学术文献库

The existence of black hole horizons has not been strictly proven observationally, and indeed it may not be possible to do so. However, alternatives may be established by the observation of gravitational wave echoes that probe possible near-horizon structure. These echoes are proposed to be generated in exotic compact objects that are horizonless and feature a partially reflecting "wall" inside their light rings, creating a cavity in which gravitational perturbations may echo, while leaking out through the angular momentum barrier with each pass. The characteristic signature of echoes is a comb of nearly evenly spaced spectral resonances. While approximately true, deviations from this simple picture can lead to severe observational signal losses. In this paper, we explore such subtleties with the latest results for echo sourcing and geometry. A physically motivated echo model is then developed as a sum over Lorentzian spectral lines, parametrized by functions of the horizon frame frequency and the size of the cavity.

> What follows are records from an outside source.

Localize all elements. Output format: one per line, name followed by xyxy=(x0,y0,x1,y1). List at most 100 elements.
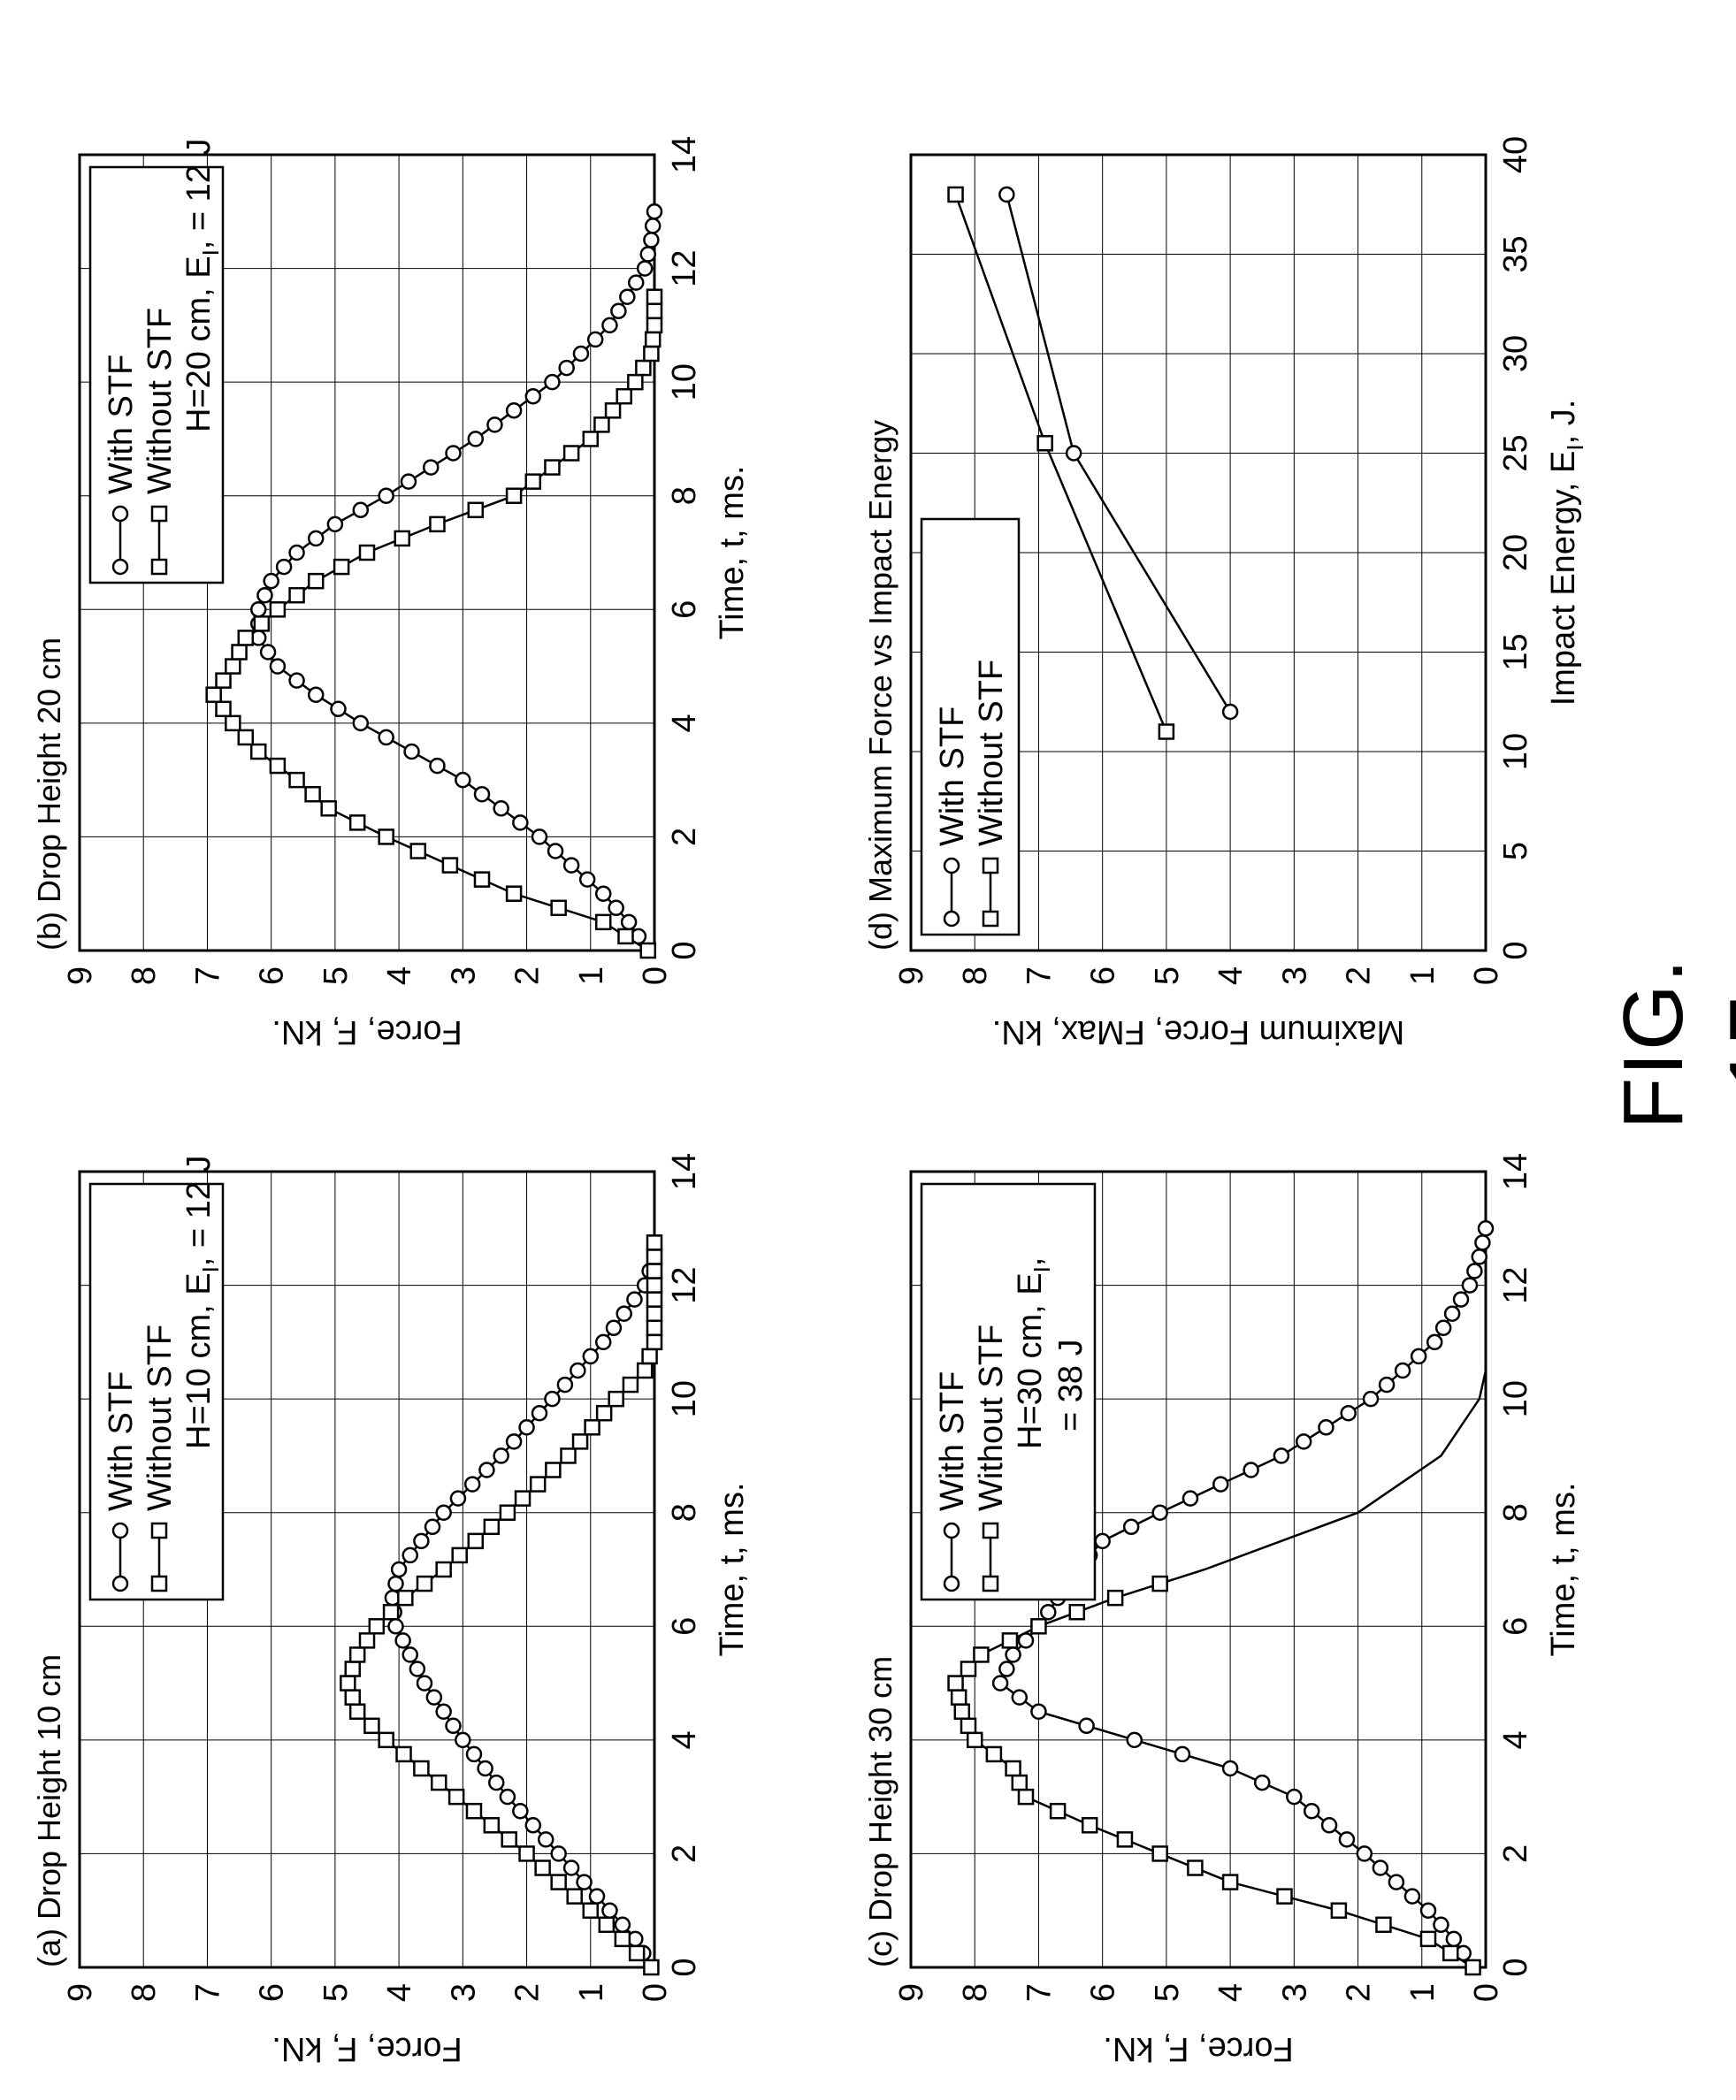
y-tick-label: 9 xyxy=(62,1983,99,2002)
x-tick-label: 14 xyxy=(666,1153,703,1190)
data-point-circle xyxy=(1126,1731,1143,1749)
data-point-square xyxy=(1330,1902,1348,1919)
y-tick-label: 1 xyxy=(1404,966,1442,985)
data-point-square xyxy=(960,1661,977,1677)
y-axis-label: Force, F, kN. xyxy=(1103,2030,1293,2067)
data-point-circle xyxy=(1040,1603,1057,1621)
series-circle xyxy=(249,203,663,959)
x-tick-label: 10 xyxy=(1497,733,1534,770)
data-point-circle xyxy=(413,1532,430,1550)
x-tick-label: 14 xyxy=(666,136,703,173)
data-point-circle xyxy=(256,586,273,604)
x-tick-label: 12 xyxy=(666,249,703,286)
data-point-square xyxy=(646,1249,663,1265)
data-point-circle xyxy=(387,1575,404,1592)
data-point-circle xyxy=(512,1802,529,1820)
data-point-square xyxy=(1017,1788,1035,1806)
x-tick-label: 0 xyxy=(666,941,703,959)
data-point-circle xyxy=(626,1291,643,1308)
chart-panel-a: (a) Drop Height 10 cm 0 2 4 6 8 10 12 14 0 1 2 3 4 5 6 7… xyxy=(18,1145,769,2073)
data-point-square xyxy=(966,1731,983,1749)
data-point-square xyxy=(409,843,427,859)
legend-label: With STF xyxy=(934,1371,971,1511)
data-point-square xyxy=(947,1675,964,1691)
data-point-circle xyxy=(1445,1930,1463,1948)
data-point-square xyxy=(225,658,241,675)
data-point-square xyxy=(397,1589,414,1607)
data-point-square xyxy=(288,586,305,604)
data-point-square xyxy=(1465,1959,1481,1976)
data-point-square xyxy=(635,359,652,377)
data-point-circle xyxy=(643,232,660,248)
data-point-circle xyxy=(307,686,325,703)
data-point-square xyxy=(1221,1874,1239,1890)
data-point-square xyxy=(646,1319,663,1337)
y-tick-label: 1 xyxy=(573,1983,610,2002)
data-point-square xyxy=(646,1333,663,1351)
data-point-square xyxy=(646,317,663,334)
data-point-square xyxy=(473,871,491,888)
data-point-circle xyxy=(409,1661,426,1677)
data-point-circle xyxy=(646,203,663,220)
plot-frame xyxy=(909,153,1487,952)
data-point-circle xyxy=(326,515,344,533)
x-tick-label: 0 xyxy=(1497,1958,1534,1976)
data-point-circle xyxy=(445,445,462,462)
data-point-square xyxy=(269,601,287,618)
data-point-circle xyxy=(275,558,293,576)
data-point-circle xyxy=(1443,1305,1461,1322)
data-point-square xyxy=(646,302,663,320)
data-point-circle xyxy=(531,829,548,845)
data-point-circle xyxy=(616,1305,632,1322)
data-point-circle xyxy=(524,1817,542,1834)
data-point-circle xyxy=(465,1745,483,1763)
data-point-circle xyxy=(1372,1859,1389,1876)
data-point-square xyxy=(429,515,446,533)
data-point-circle xyxy=(610,302,627,320)
data-point-square xyxy=(441,857,459,874)
data-point-circle xyxy=(620,913,638,931)
data-point-circle xyxy=(1466,1263,1483,1279)
data-point-circle xyxy=(378,729,394,746)
data-point-circle xyxy=(1122,1518,1140,1536)
data-point-square xyxy=(447,1788,465,1806)
data-point-square xyxy=(344,1661,361,1677)
x-axis-label: Time, t, ms. xyxy=(714,1482,751,1656)
data-point-square xyxy=(985,1745,1003,1763)
legend-note: H=20 cm, EI, = 12 J xyxy=(180,138,224,432)
data-point-square xyxy=(1081,1817,1098,1834)
data-point-circle xyxy=(1338,1831,1356,1848)
data-point-circle xyxy=(394,1632,411,1649)
data-point-square xyxy=(451,1546,468,1564)
data-point-square xyxy=(1158,723,1175,740)
data-point-circle xyxy=(403,743,420,760)
data-point-circle xyxy=(1174,1745,1191,1763)
y-tick-label: 3 xyxy=(1276,966,1313,985)
legend-marker-square xyxy=(982,1575,999,1592)
data-point-square xyxy=(237,630,255,646)
legend-marker-square xyxy=(982,1522,999,1539)
y-tick-label: 1 xyxy=(573,966,610,985)
chart-title: (d) Maximum Force vs Impact Energy xyxy=(862,420,899,951)
x-tick-label: 5 xyxy=(1497,842,1534,860)
data-point-circle xyxy=(477,1760,493,1777)
data-point-square xyxy=(416,1575,433,1592)
y-tick-label: 9 xyxy=(62,966,99,985)
data-point-circle xyxy=(544,1390,561,1408)
data-point-square xyxy=(534,1859,551,1876)
legend-note-text: H=10 cm, E xyxy=(180,1272,218,1449)
y-tick-label: 3 xyxy=(445,966,482,985)
data-point-circle xyxy=(1477,1220,1495,1237)
data-point-square xyxy=(467,501,485,519)
data-point-circle xyxy=(524,387,542,405)
data-point-square xyxy=(608,1390,624,1408)
data-point-circle xyxy=(1340,1404,1357,1422)
data-point-circle xyxy=(998,186,1015,203)
data-point-square xyxy=(598,1916,616,1934)
data-point-square xyxy=(413,1760,430,1777)
data-point-square xyxy=(378,1731,394,1749)
data-point-square xyxy=(518,1845,535,1862)
data-point-square xyxy=(231,644,248,661)
data-point-circle xyxy=(1320,1817,1338,1834)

Our final spectrum is a function of only the mass and spin of the black hole, as well as the UV scale of the near-horizon physics. We then apply this model in a search for echoes in the gravitational wave event with the loudest ringdown signal in LIGO/Virgo, i.e. GW190521. We interpret our findings as a measurement of the fractional energy in post-merger echoes equal to $E_{echoes} / E_{GR} = 8.9 \pm 4.5\%$, where the uncertainty range represents the 90% credible region. The robustness of this result is tested against noise backgrounds and simulated injections, and we find that a signal persists through modifications to the model and changes in the data search.